Founded in 1979 in Seattle, the company grew rapidly – also through a series of acquisitions. Among them was the Dutch printer Paro in Eindhoven, which had already established itself successfully in the print-on-demand sector. Today the company operates as RPI Europe and employs, around 100 people across a two shift work pattern. Up to 6,000 books leave the production facility daily, with an average run of 1.8 copies; in peak times, they can despatch up to 9,000 books.
“We have grown rapidly in recent years with increases of 20% per year,” says Sven Lambrechts, Vice President Technology and Workflow, RPI Print. “In addition to our own e-commerce channels, we also work for several large global brands. Furthermore, creative platforms and apps are important customers for RPI; consumers design their own products there, simply click the ‘Print’ button, and we take care of everything else – including production and shipping.”
Seen and Convinced
The enormous growth eventually made investments in technology necessary, especially in the automation of book manufacturing. “We looked around the market and had already shortlisted a few cover machines,” says Lambrechts, “but when we saw the prototype of the Kolbus DA 160 at drupa 2024, the decision was made immediately.” However, the machine was only a prototype and not yet available.

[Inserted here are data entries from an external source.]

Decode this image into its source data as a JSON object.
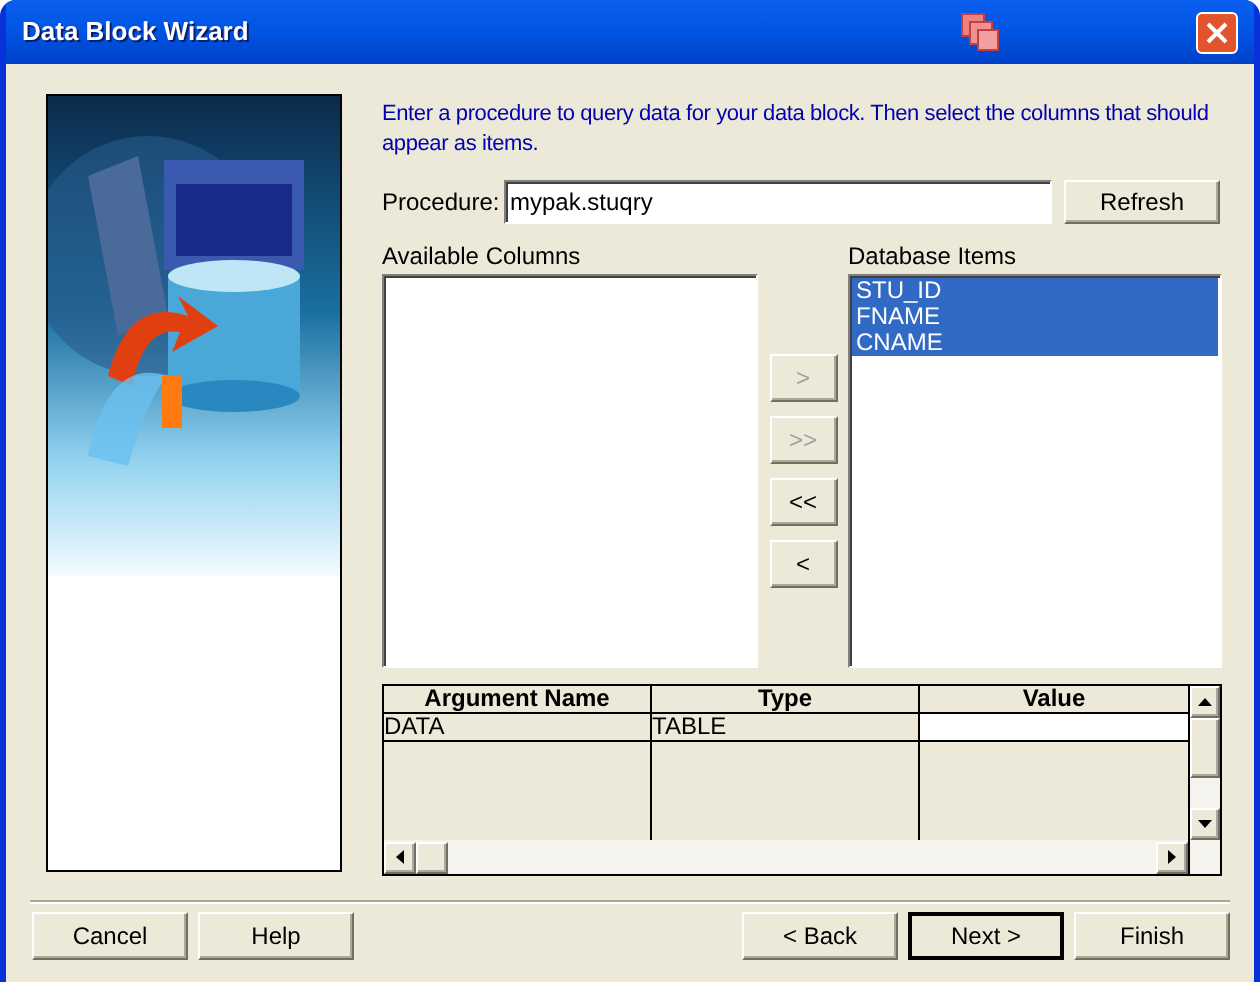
{
  "window": {
    "title": "Data Block Wizard"
  },
  "instructions": "Enter a procedure to query data for your data block. Then select the columns that should appear as items.",
  "procedure": {
    "label": "Procedure:",
    "value": "mypak.stuqry"
  },
  "refresh_button": "Refresh",
  "available_columns": {
    "label": "Available Columns"
  },
  "database_items": {
    "label": "Database Items",
    "items": [
      {
        "text": "STU_ID",
        "selected": true
      },
      {
        "text": "FNAME",
        "selected": true
      },
      {
        "text": "CNAME",
        "selected": true
      }
    ]
  },
  "move_buttons": [
    {
      "label": ">",
      "disabled": true
    },
    {
      "label": ">>",
      "disabled": true
    },
    {
      "label": "<<",
      "disabled": false
    },
    {
      "label": "<",
      "disabled": false
    }
  ],
  "arguments": {
    "columns": [
      "Argument Name",
      "Type",
      "Value"
    ],
    "rows": [
      {
        "argument_name": "DATA",
        "type": "TABLE"
      }
    ]
  },
  "left_buttons": [
    {
      "label": "Cancel",
      "default": false
    },
    {
      "label": "Help",
      "default": false
    }
  ],
  "right_buttons": [
    {
      "label": "< Back",
      "default": false
    },
    {
      "label": "Next >",
      "default": true
    },
    {
      "label": "Finish",
      "default": false
    }
  ]
}
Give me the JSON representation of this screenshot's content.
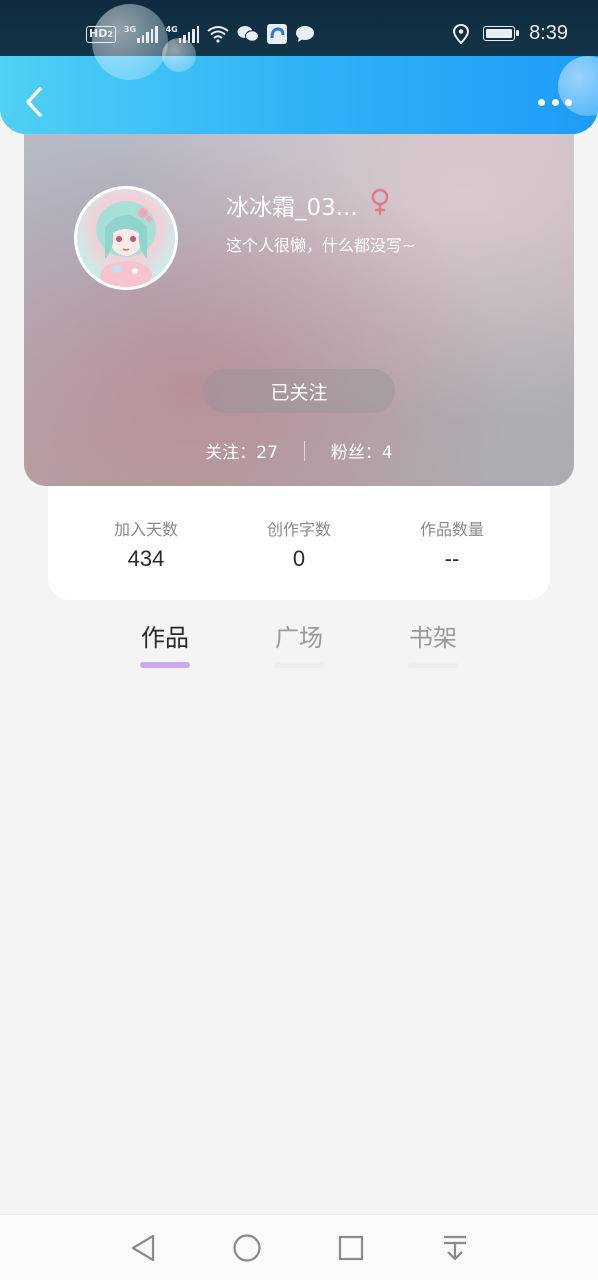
{
  "status_bar": {
    "hd_label": "HD",
    "sim_label": "2",
    "net1_label": "3G",
    "net2_label": "4G",
    "time": "8:39",
    "icons": [
      "hd-icon",
      "signal-icon",
      "wifi-icon",
      "wechat-icon",
      "app-icon",
      "message-icon",
      "location-icon",
      "battery-icon"
    ]
  },
  "header": {
    "back_icon": "chevron-left-icon",
    "more_icon": "more-dots-icon"
  },
  "profile": {
    "nickname": "冰冰霜_03...",
    "gender_icon": "female-icon",
    "gender_color": "#e07a8a",
    "bio": "这个人很懒，什么都没写~",
    "follow_button": "已关注",
    "following_label": "关注：",
    "following_count": "27",
    "fans_label": "粉丝：",
    "fans_count": "4"
  },
  "stats": [
    {
      "label": "加入天数",
      "value": "434"
    },
    {
      "label": "创作字数",
      "value": "0"
    },
    {
      "label": "作品数量",
      "value": "--"
    }
  ],
  "tabs": [
    {
      "label": "作品",
      "active": true
    },
    {
      "label": "广场",
      "active": false
    },
    {
      "label": "书架",
      "active": false
    }
  ],
  "colors": {
    "header_start": "#4fd0f5",
    "header_end": "#1d9cf6",
    "tab_indicator": "#c9aaf0",
    "background": "#f4f4f4"
  },
  "navbar": {
    "icons": [
      "nav-back-icon",
      "nav-home-icon",
      "nav-recents-icon",
      "nav-notification-icon"
    ]
  }
}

So Kolbus proactively offered RPI the larger sister model DA 260 as a transitional solution. In September 2025, the DA 160 was finally delivered. The DA 260, however, was not returned to Kolbus; RPI bought it as well and sent it on a journey to the RPI plant in Atlanta, where it complements existing Kolbus casemakers. “In Atlanta we produce more uniform formats with little variance, for which the DA 260 is well suited. The DA 160, on the other hand, gives us here in Eindhoven the format flexibility we need for our product range,” says Lambrechts. “We offer around 40 formats, including small formats. The machine is perfectly suited for that.”
And most importantly: the products are sales-ready from the first sample – there is no waste. Great praise for the Kolbus service and the Dutch distributor Adkow as well: smaller technical difficulties were resolved quickly. “The Kolbus engineers immediately understood what we needed,” concluded Lambrechts.